Art. 217 – É dever do Estado fomentar práticas desportivas formais e não-formais, como direito de cada um, observados:
§ 1º – O Poder Judiciário só admitirá ações relativas à disciplina e às competições desportivas após esgotarem-se as instâncias da justiça desportiva, regulada em lei.
§ 2º – A justiça desportiva terá o prazo máximo de sessenta dias, contados da instauração do processo, para proferir decisão final.
§ 3º – O Poder Público incentivará o lazer, como forma de promoção social.
I – a autonomia das entidades desportivas dirigentes e associações, quanto a sua organização e funcionamento;
II – a destinação de recursos públicos para a promoção prioritária do desporto educacional e, em casos específicos, para a do desporto de alto rendimento;
III – o tratamento diferenciado para o desporto profissional e o não- profissional;
IV – a proteção e o incentivo às manifestações desportivas de criação nacional.Constituição 1988 – Acesso em 28/02/2026
O Artigo 217 da Constituição Federal de 1988 consagra o desporto como direito fundamental, impondo ao Estado o dever de fomentar práticas desportivas, sejam elas formais ou não-formais. Este dispositivo reflete a compreensão do constituinte sobre a importância do esporte para o desenvolvimento social, educacional e cultural do indivíduo, alinhando-se a uma perspectiva de Estado social.

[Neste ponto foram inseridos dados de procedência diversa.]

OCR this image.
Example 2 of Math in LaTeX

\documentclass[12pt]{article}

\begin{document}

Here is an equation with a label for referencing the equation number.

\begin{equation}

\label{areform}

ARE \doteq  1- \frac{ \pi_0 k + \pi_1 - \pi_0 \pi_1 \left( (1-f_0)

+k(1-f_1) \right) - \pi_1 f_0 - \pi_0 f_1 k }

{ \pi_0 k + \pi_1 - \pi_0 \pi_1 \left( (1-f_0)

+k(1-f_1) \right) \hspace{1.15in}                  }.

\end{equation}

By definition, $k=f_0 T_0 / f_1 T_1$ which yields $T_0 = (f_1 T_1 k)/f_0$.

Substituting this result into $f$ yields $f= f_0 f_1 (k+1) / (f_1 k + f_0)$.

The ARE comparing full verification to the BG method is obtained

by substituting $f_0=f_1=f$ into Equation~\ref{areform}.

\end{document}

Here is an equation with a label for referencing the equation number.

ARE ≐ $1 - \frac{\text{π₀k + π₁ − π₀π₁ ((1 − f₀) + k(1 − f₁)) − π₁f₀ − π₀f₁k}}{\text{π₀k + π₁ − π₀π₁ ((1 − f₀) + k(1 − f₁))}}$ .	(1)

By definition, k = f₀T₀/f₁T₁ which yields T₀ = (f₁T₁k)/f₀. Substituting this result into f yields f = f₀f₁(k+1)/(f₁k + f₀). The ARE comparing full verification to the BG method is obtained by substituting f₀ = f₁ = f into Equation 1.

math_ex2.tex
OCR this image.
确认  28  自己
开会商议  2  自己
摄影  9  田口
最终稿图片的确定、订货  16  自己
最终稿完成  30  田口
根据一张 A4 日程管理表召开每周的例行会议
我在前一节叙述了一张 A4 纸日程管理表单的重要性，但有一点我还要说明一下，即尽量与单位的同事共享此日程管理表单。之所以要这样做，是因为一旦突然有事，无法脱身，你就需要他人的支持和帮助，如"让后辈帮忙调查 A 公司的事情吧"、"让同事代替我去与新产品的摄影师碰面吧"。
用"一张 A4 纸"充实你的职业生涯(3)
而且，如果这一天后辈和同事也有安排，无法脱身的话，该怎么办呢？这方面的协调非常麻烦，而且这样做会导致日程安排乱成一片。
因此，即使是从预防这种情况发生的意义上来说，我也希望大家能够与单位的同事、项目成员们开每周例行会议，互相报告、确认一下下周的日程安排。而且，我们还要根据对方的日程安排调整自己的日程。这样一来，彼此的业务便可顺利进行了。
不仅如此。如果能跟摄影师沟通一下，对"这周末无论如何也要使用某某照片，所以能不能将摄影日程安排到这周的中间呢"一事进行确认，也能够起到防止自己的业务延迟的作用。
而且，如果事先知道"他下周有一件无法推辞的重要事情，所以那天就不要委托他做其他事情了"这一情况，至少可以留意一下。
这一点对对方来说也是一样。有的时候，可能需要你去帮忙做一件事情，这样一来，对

Os incisos do artigo detalham as diretrizes para o cumprimento desse dever estatal. O inciso I garante a autonomia das entidades desportivas dirigentes e associações, um pilar para a organização e funcionamento do setor, mitigando a intervenção estatal excessiva. Já o inciso II estabelece a prioridade na destinação de recursos públicos para o desporto educacional, sem, contudo, negligenciar o desporto de alto rendimento em casos específicos, evidenciando a dualidade de propósitos do fomento. O tratamento diferenciado entre desporto profissional e não-profissional (inciso III) e a proteção às manifestações desportivas de criação nacional (inciso IV) complementam o arcabouço normativo, reconhecendo as particularidades de cada modalidade e a importância da cultura nacional.
Uma das previsões mais relevantes para a advocacia desportiva reside no § 1º, que estabelece o princípio da subsidiariedade da jurisdição estatal. A intervenção do Poder Judiciário em litígios disciplinares e de competições desportivas é condicionada ao esgotamento das instâncias da justiça desportiva, regulada por lei. Esta regra, que visa preservar a celeridade e a especialidade das decisões no âmbito esportivo, é frequentemente objeto de discussões sobre o acesso à justiça e a efetividade das decisões proferidas pelos tribunais desportivos. O § 2º, por sua vez, impõe um prazo máximo de sessenta dias para a decisão final da justiça desportiva, reforçando a necessidade de celeridade.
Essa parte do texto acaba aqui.